Recession Recovery Is Slow for School Spending
By Adrienne Lu, Staff Writer
Although state revenues are slowly recovering from the recession, most states still are spending less per-pupil in K-12 schools than they did before the recession hit in 2008, according to a new study.
The survey by the Center on Budget and Policy Priorities, a left-leaning think tank, found that in the current school year, at least 34 states will spend less per pupil than they did before the recession. In 13 of those states, spending has declined by more than 10 percent.
About a third of states are spending less on K-12 education this year than they did last year. Local school districts cut 324,000 jobs between 2008 and August 2013, according to the report.
In addition to many states’ continuing budget challenges, rising student enrollment has helped to depress per-pupil spending: This year there are 775,000 more K-12 students than there were in 2007-08.

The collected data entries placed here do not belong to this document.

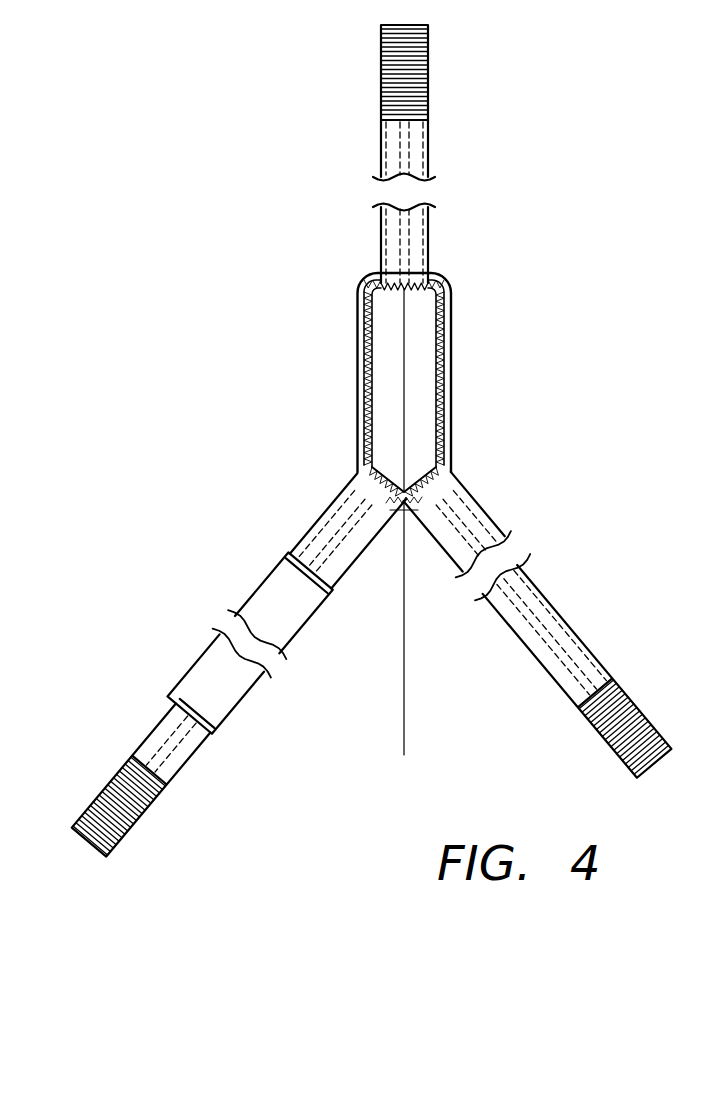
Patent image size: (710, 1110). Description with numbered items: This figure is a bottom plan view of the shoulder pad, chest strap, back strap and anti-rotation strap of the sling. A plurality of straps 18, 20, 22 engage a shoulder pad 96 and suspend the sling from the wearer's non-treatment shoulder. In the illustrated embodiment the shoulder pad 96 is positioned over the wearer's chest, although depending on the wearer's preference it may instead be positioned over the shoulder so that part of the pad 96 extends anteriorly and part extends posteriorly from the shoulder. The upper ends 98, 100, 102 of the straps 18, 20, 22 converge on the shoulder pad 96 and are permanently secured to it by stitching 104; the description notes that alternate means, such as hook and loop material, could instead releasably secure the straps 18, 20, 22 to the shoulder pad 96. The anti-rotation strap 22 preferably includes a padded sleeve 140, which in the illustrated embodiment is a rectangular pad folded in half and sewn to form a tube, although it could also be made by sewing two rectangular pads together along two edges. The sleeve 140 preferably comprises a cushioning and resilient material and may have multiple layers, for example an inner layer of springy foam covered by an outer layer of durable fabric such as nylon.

The strap 18 is at (573, 650).
The strap 20 is at (418, 220).
The anti-rotation strap 22 is at (157, 737).
The shoulder pad 96 is at (452, 328).
The upper end of strap 98 is at (393, 238).
The upper end of strap 100 is at (477, 527).
The upper end of strap 102 is at (320, 517).
The stitching 104 is at (424, 265).
The padded sleeve 140 is at (217, 685).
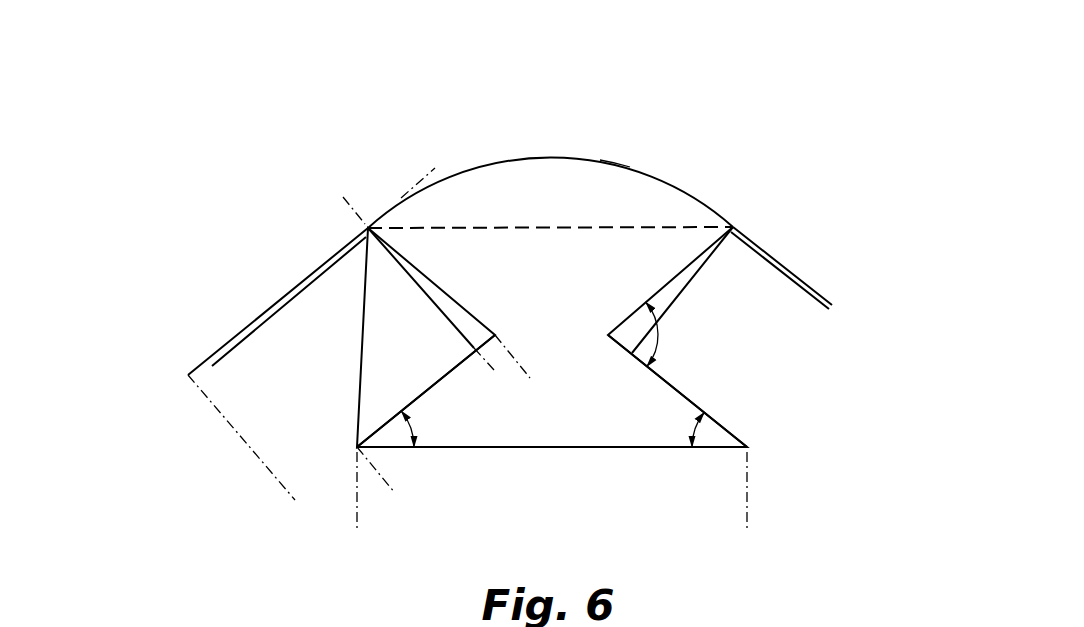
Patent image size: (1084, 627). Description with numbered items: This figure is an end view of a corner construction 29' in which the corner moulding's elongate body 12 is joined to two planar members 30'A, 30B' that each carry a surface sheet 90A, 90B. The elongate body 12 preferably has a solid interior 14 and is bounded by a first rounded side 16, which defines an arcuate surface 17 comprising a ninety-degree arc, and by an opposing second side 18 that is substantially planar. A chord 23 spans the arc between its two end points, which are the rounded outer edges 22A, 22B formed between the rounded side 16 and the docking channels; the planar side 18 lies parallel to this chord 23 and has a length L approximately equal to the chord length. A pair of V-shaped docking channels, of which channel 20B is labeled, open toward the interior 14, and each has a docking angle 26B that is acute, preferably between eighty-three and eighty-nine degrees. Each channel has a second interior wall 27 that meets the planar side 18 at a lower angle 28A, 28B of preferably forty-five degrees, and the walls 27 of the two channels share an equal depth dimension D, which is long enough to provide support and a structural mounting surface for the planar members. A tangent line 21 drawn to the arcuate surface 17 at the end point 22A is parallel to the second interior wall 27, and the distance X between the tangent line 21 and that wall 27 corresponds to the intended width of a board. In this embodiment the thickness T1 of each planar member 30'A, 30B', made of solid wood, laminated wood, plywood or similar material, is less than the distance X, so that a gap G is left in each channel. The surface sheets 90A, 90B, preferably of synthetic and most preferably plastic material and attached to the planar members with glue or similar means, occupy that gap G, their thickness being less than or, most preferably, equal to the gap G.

The elongate body 12 is at (578, 360).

State money accounts for about 44 percent of total education spending in the U.S. School districts also have been dealing with reductions in spending from federal and local sources.
The authors of the study, Michael Leachman and Chris Mai, warn that the education cuts could have serious consequences for both students and for the economy.
“At a time when producing workers with high-level technical and analytical skills is increasingly important to a country’s prosperity, large cuts in funding for basic education threaten to undermine the nation’s economic future.”
Alabama and Oklahoma made the deepest cuts to K-12 education, with each reducing per-pupil funding by more than 20 percent, compared to before the recession. North Dakota, which has benefitted from a boom in oil production, has increased per-pupil spending the most, increasing it by $1,116 since 2008. The next closest state, Iowa, increased per pupil funding by $552.
The study was based on funding distributed to schools through the states’ major education funding formulas and does not include local funding, such as property tax revenues.